Ollie and Darby were dead.

“What . . . what the fuck?” Makani said it quietly, exhausted. She was crying. Her question was rhetorical and not one she expected David to answer. But he did.

“The fuck is,” he said, “you were supposed to die two days ago, and I was supposed to have another week. But I pushed through. I made it work. And now we’re here, and soon the cops will be here, and it’s fitting that you’ll be my last.”

He stalked toward her. Backed her against an arrangement of hay bales and pumpkins and a life-size skeleton wearing a frilly Victorian corset.

“You’ll be here forever,” he said. “And I get to leave.”

“To prison,” she said.

“I was looking forward to turning myself in.

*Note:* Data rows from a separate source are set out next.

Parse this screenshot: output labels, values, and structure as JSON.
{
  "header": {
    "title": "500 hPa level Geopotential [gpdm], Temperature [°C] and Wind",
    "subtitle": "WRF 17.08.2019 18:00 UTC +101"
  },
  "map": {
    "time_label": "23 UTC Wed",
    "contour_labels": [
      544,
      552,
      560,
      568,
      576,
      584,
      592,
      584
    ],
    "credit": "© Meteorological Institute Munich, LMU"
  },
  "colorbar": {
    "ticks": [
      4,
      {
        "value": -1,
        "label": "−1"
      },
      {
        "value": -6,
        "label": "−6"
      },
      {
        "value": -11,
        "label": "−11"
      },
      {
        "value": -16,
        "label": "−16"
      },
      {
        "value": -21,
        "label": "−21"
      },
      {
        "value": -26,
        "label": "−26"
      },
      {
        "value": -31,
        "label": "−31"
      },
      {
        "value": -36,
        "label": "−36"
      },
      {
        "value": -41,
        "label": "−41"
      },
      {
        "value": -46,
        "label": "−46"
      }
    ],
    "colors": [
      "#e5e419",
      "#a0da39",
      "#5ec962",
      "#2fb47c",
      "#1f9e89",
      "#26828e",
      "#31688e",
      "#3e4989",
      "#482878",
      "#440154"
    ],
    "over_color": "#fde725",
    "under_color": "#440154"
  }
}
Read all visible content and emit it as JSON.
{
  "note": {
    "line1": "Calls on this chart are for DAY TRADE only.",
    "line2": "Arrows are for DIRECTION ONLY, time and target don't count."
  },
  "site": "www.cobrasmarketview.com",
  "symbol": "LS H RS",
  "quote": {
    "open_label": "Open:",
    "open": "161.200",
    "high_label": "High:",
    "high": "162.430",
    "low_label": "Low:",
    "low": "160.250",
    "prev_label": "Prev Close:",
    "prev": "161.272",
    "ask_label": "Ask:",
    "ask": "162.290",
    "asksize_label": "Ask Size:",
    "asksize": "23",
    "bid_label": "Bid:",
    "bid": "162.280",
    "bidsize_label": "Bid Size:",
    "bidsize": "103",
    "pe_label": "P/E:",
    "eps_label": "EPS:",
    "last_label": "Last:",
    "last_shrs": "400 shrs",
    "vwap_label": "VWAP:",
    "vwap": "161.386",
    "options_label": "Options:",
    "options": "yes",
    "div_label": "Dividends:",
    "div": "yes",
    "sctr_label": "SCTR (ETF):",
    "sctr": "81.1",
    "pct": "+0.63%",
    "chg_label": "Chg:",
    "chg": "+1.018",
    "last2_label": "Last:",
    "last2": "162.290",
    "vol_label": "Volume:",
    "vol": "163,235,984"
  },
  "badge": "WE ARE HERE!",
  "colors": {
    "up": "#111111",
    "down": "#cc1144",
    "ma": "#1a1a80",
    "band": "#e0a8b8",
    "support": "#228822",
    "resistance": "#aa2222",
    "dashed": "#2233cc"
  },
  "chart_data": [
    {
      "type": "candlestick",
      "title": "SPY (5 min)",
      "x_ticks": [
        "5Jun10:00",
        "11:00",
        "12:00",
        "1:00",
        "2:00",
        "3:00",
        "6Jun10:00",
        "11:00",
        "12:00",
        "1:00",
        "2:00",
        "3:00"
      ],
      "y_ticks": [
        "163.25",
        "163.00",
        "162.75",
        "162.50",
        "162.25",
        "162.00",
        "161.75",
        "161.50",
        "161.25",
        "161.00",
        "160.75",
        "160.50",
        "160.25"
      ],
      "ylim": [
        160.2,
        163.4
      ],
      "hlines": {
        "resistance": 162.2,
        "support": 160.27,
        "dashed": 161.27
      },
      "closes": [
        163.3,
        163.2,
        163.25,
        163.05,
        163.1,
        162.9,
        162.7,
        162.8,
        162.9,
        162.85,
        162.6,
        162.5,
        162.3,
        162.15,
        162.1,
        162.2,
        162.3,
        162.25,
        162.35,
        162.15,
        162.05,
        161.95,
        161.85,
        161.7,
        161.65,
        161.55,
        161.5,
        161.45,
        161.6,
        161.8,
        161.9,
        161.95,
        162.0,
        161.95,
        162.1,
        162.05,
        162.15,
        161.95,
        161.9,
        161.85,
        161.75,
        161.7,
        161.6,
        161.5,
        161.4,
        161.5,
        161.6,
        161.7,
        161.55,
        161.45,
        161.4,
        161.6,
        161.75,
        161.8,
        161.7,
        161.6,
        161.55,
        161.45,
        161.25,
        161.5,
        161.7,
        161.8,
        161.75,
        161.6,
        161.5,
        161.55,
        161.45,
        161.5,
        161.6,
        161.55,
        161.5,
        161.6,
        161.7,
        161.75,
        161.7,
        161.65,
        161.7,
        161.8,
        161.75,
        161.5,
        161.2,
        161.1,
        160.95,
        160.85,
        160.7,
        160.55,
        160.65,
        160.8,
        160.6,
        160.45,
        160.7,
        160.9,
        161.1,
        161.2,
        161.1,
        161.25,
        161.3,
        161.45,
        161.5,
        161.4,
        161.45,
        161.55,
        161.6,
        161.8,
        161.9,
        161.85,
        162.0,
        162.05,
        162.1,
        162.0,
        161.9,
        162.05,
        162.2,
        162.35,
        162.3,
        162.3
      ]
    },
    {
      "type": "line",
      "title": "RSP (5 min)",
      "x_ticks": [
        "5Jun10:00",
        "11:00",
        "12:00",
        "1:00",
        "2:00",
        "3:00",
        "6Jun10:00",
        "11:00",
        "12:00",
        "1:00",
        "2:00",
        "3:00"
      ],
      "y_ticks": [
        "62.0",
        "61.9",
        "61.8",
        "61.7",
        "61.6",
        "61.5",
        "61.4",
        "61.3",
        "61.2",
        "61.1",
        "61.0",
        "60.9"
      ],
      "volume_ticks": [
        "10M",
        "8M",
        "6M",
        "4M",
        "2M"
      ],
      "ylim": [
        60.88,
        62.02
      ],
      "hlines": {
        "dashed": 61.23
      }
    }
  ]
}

But this gets me there, too.”

He actually wanted to be caught. “So, it’s about fame?” she asked. “You wanted a high body count so that you could be another Gacy? Another Dahmer?”

“Those assholes killed for sexual pleasure.”

“And you’re killing for the fun of it?”

“This isn’t fun,” David said as he lifted the knife above his head. “This is just something I have to do.”